Major international collaboration shows clinically actionable outlook for advanced prostate cancer patients.

A ‘Stand Up to Cancer – Prostate Cancer Foundation Dream Team’, have published the results of their study in Cell. This is the first major genomic study on advanced prostate cancer, and it has presented some very encouraging results.

“This study provides a strong argument that the genomics driving advanced prostate cancer is fundamentally different than primary prostate cancer, and that knowledge of these genomic differences may be immediately clinically actionable for patients with advanced disease,” said Eliezer Van Allen, MD, of Dana-Farber Cancer Institute, a first author of the study.

The study revealed that many patients might be carrying a genetic variant that can either be targeted with existing drugs, or with drugs that should make it to the clinic soon. 

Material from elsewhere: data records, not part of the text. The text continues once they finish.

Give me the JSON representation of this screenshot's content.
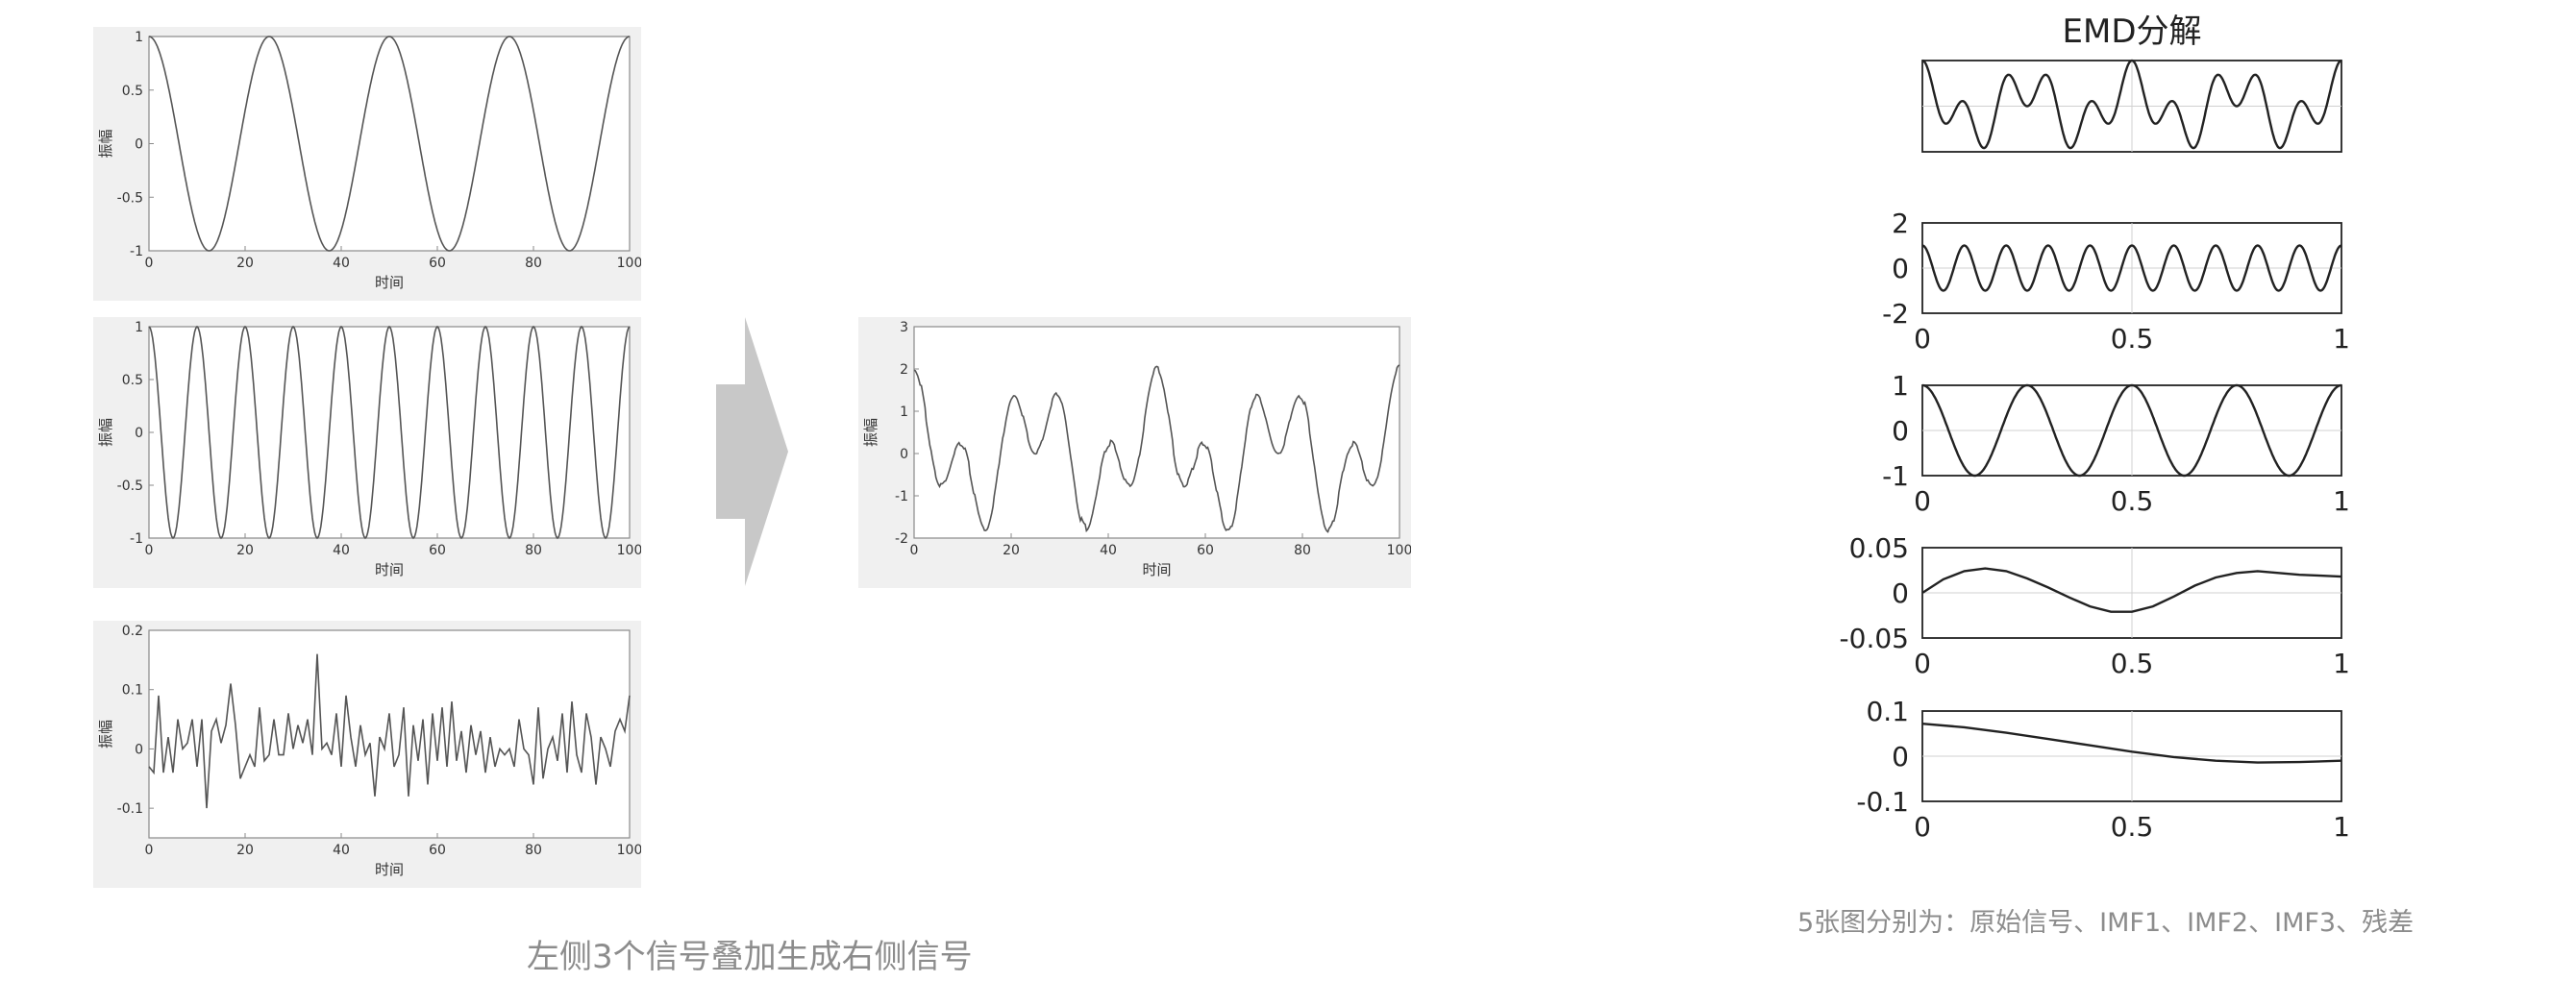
{
  "chart_data": [
    {
      "type": "line",
      "signal": "cosine",
      "amplitude": 1,
      "period": 25,
      "xlim": [
        0,
        100
      ],
      "ylim": [
        -1,
        1
      ],
      "xticks": [
        "0",
        "20",
        "40",
        "60",
        "80",
        "100"
      ],
      "yticks": [
        "1",
        "0.5",
        "0",
        "-0.5",
        "-1"
      ],
      "xlabel": "时间",
      "ylabel": "振幅"
    },
    {
      "type": "line",
      "signal": "cosine",
      "amplitude": 1,
      "period": 10,
      "xlim": [
        0,
        100
      ],
      "ylim": [
        -1,
        1
      ],
      "xticks": [
        "0",
        "20",
        "40",
        "60",
        "80",
        "100"
      ],
      "yticks": [
        "1",
        "0.5",
        "0",
        "-0.5",
        "-1"
      ],
      "xlabel": "时间",
      "ylabel": "振幅"
    },
    {
      "type": "line",
      "signal": "noise",
      "xlim": [
        0,
        100
      ],
      "ylim": [
        -0.15,
        0.2
      ],
      "x": [
        0,
        1,
        2,
        3,
        4,
        5,
        6,
        7,
        8,
        9,
        10,
        11,
        12,
        13,
        14,
        15,
        16,
        17,
        18,
        19,
        20,
        21,
        22,
        23,
        24,
        25,
        26,
        27,
        28,
        29,
        30,
        31,
        32,
        33,
        34,
        35,
        36,
        37,
        38,
        39,
        40,
        41,
        42,
        43,
        44,
        45,
        46,
        47,
        48,
        49,
        50,
        51,
        52,
        53,
        54,
        55,
        56,
        57,
        58,
        59,
        60,
        61,
        62,
        63,
        64,
        65,
        66,
        67,
        68,
        69,
        70,
        71,
        72,
        73,
        74,
        75,
        76,
        77,
        78,
        79,
        80,
        81,
        82,
        83,
        84,
        85,
        86,
        87,
        88,
        89,
        90,
        91,
        92,
        93,
        94,
        95,
        96,
        97,
        98,
        99,
        100
      ],
      "y": [
        -0.03,
        -0.04,
        0.09,
        -0.04,
        0.02,
        -0.04,
        0.05,
        0.0,
        0.01,
        0.05,
        -0.03,
        0.05,
        -0.1,
        0.03,
        0.05,
        0.01,
        0.04,
        0.11,
        0.04,
        -0.05,
        -0.03,
        -0.01,
        -0.03,
        0.07,
        -0.02,
        -0.01,
        0.05,
        -0.01,
        -0.01,
        0.06,
        0.0,
        0.04,
        0.01,
        0.05,
        -0.01,
        0.16,
        0.0,
        0.01,
        -0.01,
        0.06,
        -0.03,
        0.09,
        0.02,
        -0.03,
        0.04,
        -0.01,
        0.01,
        -0.08,
        0.02,
        0.0,
        0.06,
        -0.03,
        -0.01,
        0.07,
        -0.08,
        0.04,
        -0.02,
        0.05,
        -0.06,
        0.06,
        -0.02,
        0.07,
        -0.03,
        0.08,
        -0.02,
        0.03,
        -0.04,
        0.04,
        -0.01,
        0.03,
        -0.04,
        0.02,
        -0.03,
        0.0,
        -0.01,
        0.0,
        -0.03,
        0.05,
        0.0,
        -0.01,
        -0.06,
        0.07,
        -0.05,
        0.0,
        0.02,
        -0.02,
        0.06,
        -0.04,
        0.08,
        -0.01,
        -0.04,
        0.06,
        0.02,
        -0.06,
        0.02,
        0.0,
        -0.03,
        0.03,
        0.05,
        0.03,
        0.09
      ],
      "xticks": [
        "0",
        "20",
        "40",
        "60",
        "80",
        "100"
      ],
      "yticks": [
        "0.2",
        "0.1",
        "0",
        "-0.1"
      ],
      "xlabel": "时间",
      "ylabel": "振幅"
    },
    {
      "type": "line",
      "signal": "sum_of_three",
      "xlim": [
        0,
        100
      ],
      "ylim": [
        -2,
        3
      ],
      "xticks": [
        "0",
        "20",
        "40",
        "60",
        "80",
        "100"
      ],
      "yticks": [
        "3",
        "2",
        "1",
        "0",
        "-1",
        "-2"
      ],
      "xlabel": "时间",
      "ylabel": "振幅"
    },
    {
      "type": "line",
      "panel": "原始信号",
      "xlim": [
        0,
        1
      ],
      "ylim": [
        -2,
        2
      ],
      "title": "EMD分解"
    },
    {
      "type": "line",
      "panel": "IMF1",
      "cycles": 10,
      "xlim": [
        0,
        1
      ],
      "ylim": [
        -2,
        2
      ],
      "xticks": [
        "0",
        "0.5",
        "1"
      ],
      "yticks": [
        "2",
        "0",
        "-2"
      ]
    },
    {
      "type": "line",
      "panel": "IMF2",
      "cycles": 4,
      "xlim": [
        0,
        1
      ],
      "ylim": [
        -1,
        1
      ],
      "xticks": [
        "0",
        "0.5",
        "1"
      ],
      "yticks": [
        "1",
        "0",
        "-1"
      ]
    },
    {
      "type": "line",
      "panel": "IMF3",
      "xlim": [
        0,
        1
      ],
      "ylim": [
        -0.05,
        0.05
      ],
      "x": [
        0,
        0.05,
        0.1,
        0.15,
        0.2,
        0.25,
        0.3,
        0.35,
        0.4,
        0.45,
        0.5,
        0.55,
        0.6,
        0.65,
        0.7,
        0.75,
        0.8,
        0.85,
        0.9,
        0.95,
        1
      ],
      "y": [
        0,
        0.015,
        0.024,
        0.027,
        0.024,
        0.016,
        0.006,
        -0.005,
        -0.015,
        -0.021,
        -0.021,
        -0.015,
        -0.004,
        0.008,
        0.017,
        0.022,
        0.024,
        0.022,
        0.02,
        0.019,
        0.018
      ],
      "xticks": [
        "0",
        "0.5",
        "1"
      ],
      "yticks": [
        "0.05",
        "0",
        "-0.05"
      ]
    },
    {
      "type": "line",
      "panel": "残差",
      "xlim": [
        0,
        1
      ],
      "ylim": [
        -0.1,
        0.1
      ],
      "x": [
        0,
        0.1,
        0.2,
        0.3,
        0.4,
        0.5,
        0.6,
        0.7,
        0.8,
        0.9,
        1
      ],
      "y": [
        0.072,
        0.064,
        0.052,
        0.038,
        0.024,
        0.01,
        -0.002,
        -0.01,
        -0.014,
        -0.013,
        -0.01
      ],
      "xticks": [
        "0",
        "0.5",
        "1"
      ],
      "yticks": [
        "0.1",
        "0",
        "-0.1"
      ]
    }
  ],
  "captions": {
    "right": "5张图分别为：原始信号、IMF1、IMF2、IMF3、残差",
    "bottom": "左侧3个信号叠加生成右侧信号"
  },
  "colors": {
    "panel_bg": "#f0f0f0",
    "line_left": "#555555",
    "line_right": "#222222",
    "arrow": "#c8c8c8"
  }
}
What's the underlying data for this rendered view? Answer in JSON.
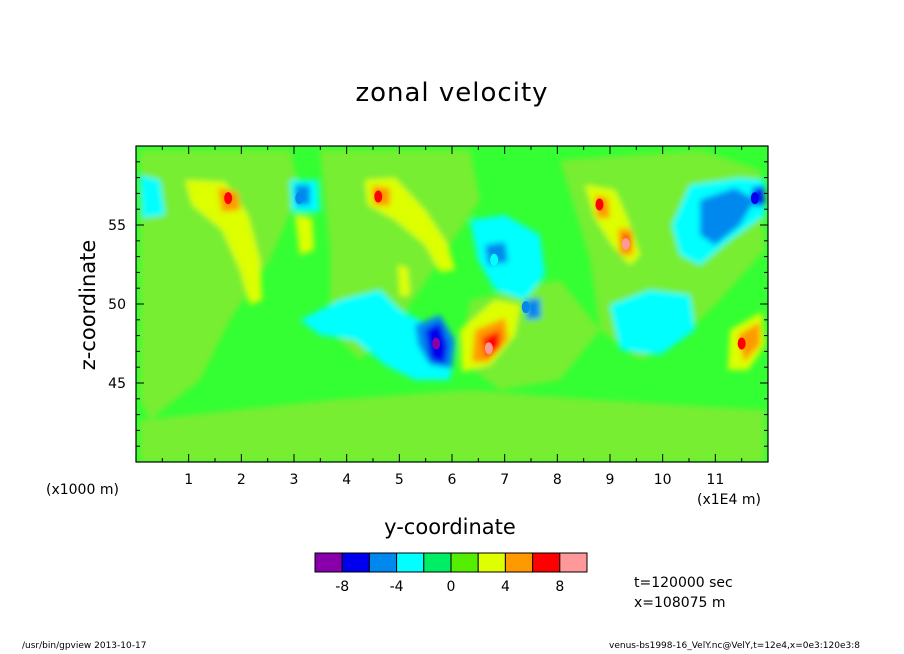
{
  "chart_data": {
    "type": "heatmap",
    "title": "zonal velocity",
    "xlabel": "y-coordinate",
    "ylabel": "z-coordinate",
    "x_multiplier_label": "(x1000 m)",
    "x_unit_label": "(x1E4 m)",
    "xlim": [
      0,
      12
    ],
    "ylim": [
      40,
      60
    ],
    "x_ticks": [
      "1",
      "2",
      "3",
      "4",
      "5",
      "6",
      "7",
      "8",
      "9",
      "10",
      "11"
    ],
    "y_ticks": [
      "45",
      "50",
      "55"
    ],
    "background_level_color": "#33ff33",
    "colorbar": {
      "colors": [
        "#8800aa",
        "#0000ee",
        "#0088ee",
        "#00ffff",
        "#00ee66",
        "#55ee00",
        "#ddff00",
        "#ff9900",
        "#ff0000",
        "#ff9999"
      ],
      "tick_labels": [
        "-8",
        "-4",
        "0",
        "4",
        "8"
      ]
    },
    "features": [
      {
        "y": 5.7,
        "z": 47.5,
        "value": -9
      },
      {
        "y": 6.7,
        "z": 47.2,
        "value": 8
      },
      {
        "y": 1.75,
        "z": 56.7,
        "value": 6
      },
      {
        "y": 4.6,
        "z": 56.8,
        "value": 6
      },
      {
        "y": 8.8,
        "z": 56.3,
        "value": 6
      },
      {
        "y": 9.3,
        "z": 53.8,
        "value": 8
      },
      {
        "y": 11.5,
        "z": 47.5,
        "value": 6
      },
      {
        "y": 11.1,
        "z": 55.5,
        "value": -5
      },
      {
        "y": 11.75,
        "z": 56.7,
        "value": -7
      },
      {
        "y": 3.1,
        "z": 56.7,
        "value": -5
      },
      {
        "y": 7.4,
        "z": 49.8,
        "value": -6
      },
      {
        "y": 6.8,
        "z": 52.8,
        "value": -4
      }
    ]
  },
  "annotations": {
    "time": "t=120000 sec",
    "xpos": "x=108075 m"
  },
  "footer": {
    "left": "/usr/bin/gpview   2013-10-17",
    "right": "venus-bs1998-16_VelY.nc@VelY,t=12e4,x=0e3:120e3:8"
  }
}
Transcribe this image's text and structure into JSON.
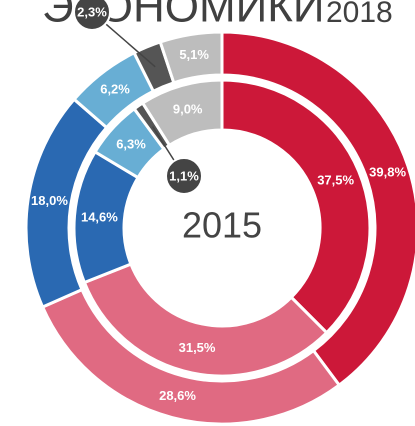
{
  "chart_data": {
    "type": "donut",
    "title": "ЭКОНОМИКИ",
    "colors": [
      "#cc1839",
      "#e06a82",
      "#2a69b2",
      "#68aed4",
      "#555555",
      "#bdbdbd"
    ],
    "series": [
      {
        "name": "2018",
        "values": [
          39.8,
          28.6,
          18.0,
          6.2,
          2.3,
          5.1
        ],
        "value_labels": [
          "39,8%",
          "28,6%",
          "18,0%",
          "6,2%",
          "2,3%",
          "5,1%"
        ]
      },
      {
        "name": "2015",
        "values": [
          37.5,
          31.5,
          14.6,
          6.3,
          1.1,
          9.0
        ],
        "value_labels": [
          "37,5%",
          "31,5%",
          "14,6%",
          "6,3%",
          "1,1%",
          "9,0%"
        ]
      }
    ]
  }
}
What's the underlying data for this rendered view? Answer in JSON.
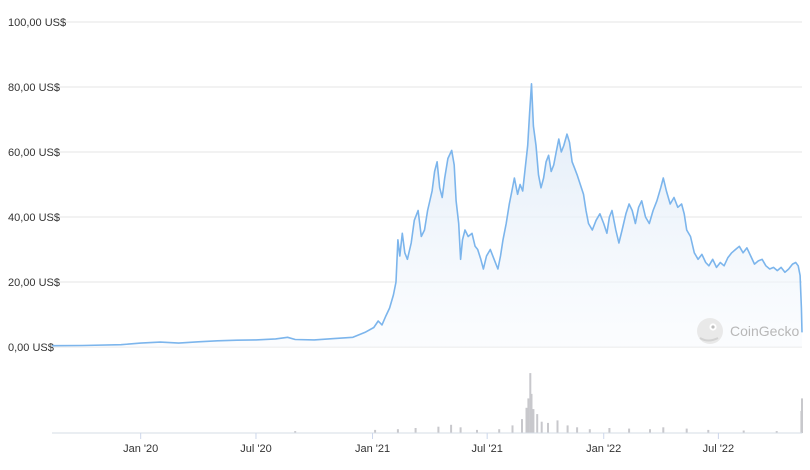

These are very encouraging findings, and are the fruits of a fantastic collaboration across major institutions in the USA and Europe: 

Dana-Farber Cancer Institute, University of Michigan, the Broad Institute, the Beth Israel Deaconess Hospital, Memorial Sloan Kettering Cancer Center, Weill Cornell Medical College, New York Presbyterian Hospital, the Fred Hutchinson Cancer Center, the University of Washington, the Institute of Cancer Research in London, the Royal Marsden NHS Foundation Trust in London, Beth Israel Deaconess Cancer Center, Brigham and Women’s Hospital, University of Trento, Italy, Wayne State University School of Medicine, Barbara Ann Karmanos Cancer Institute, and Johns Hopkins School of Medicine.

“This is a landmark paper in several respects,” said Philip Kantoff, MD, leader of the Lank Center for Genitourinary Oncology and chief of Solid Tumor Oncology at Dana-Farber, a senior author of the study. “It represents a model of collaboration between cancer centers, represents a monumental operational, technical and computational achievement and finally represents the value of precision medicine in finding actionable mutations.”

The study will now continue to its next phase. Tumor cells from over 500 patients will be sequenced, as response to treatment and disease progress are monitored.

 

Integrative Clinical Genomics of Advanced Prostate Cancer

Abstract:Toward development of a precision medicine framework for metastatic, castration-resistant prostate cancer (mCRPC), we established a multi-institutional clinical sequencing infrastructure to conduct prospective whole-exome and transcriptome sequencing of bone or soft tissue tumor biopsies from a cohort of 150 mCRPC affected individuals. Aberrations of AR, ETS genes, TP53, and PTEN were frequent (40%–60% of cases), with TP53 and AR alterations enriched in mCRPC compared to primary prostate cancer. We identified new genomic alterations inPIK3CA/B, R-spondin, BRAF/RAF1, APC, β-catenin, and ZBTB16/PLZF. Moreover, aberrations of BRCA2, BRCA1, and ATM were observed at substantially higher frequencies (19.3% overall) compared to those in primary prostate cancers. 89% of affected individuals harbored a clinically actionable aberration, including 62.7% with aberrations in AR, 65% in other cancer-related genes, and 8% with actionable pathogenic germline alterations. This cohort study provides clinically actionable information that could impact treatment decisions for these affected individuals.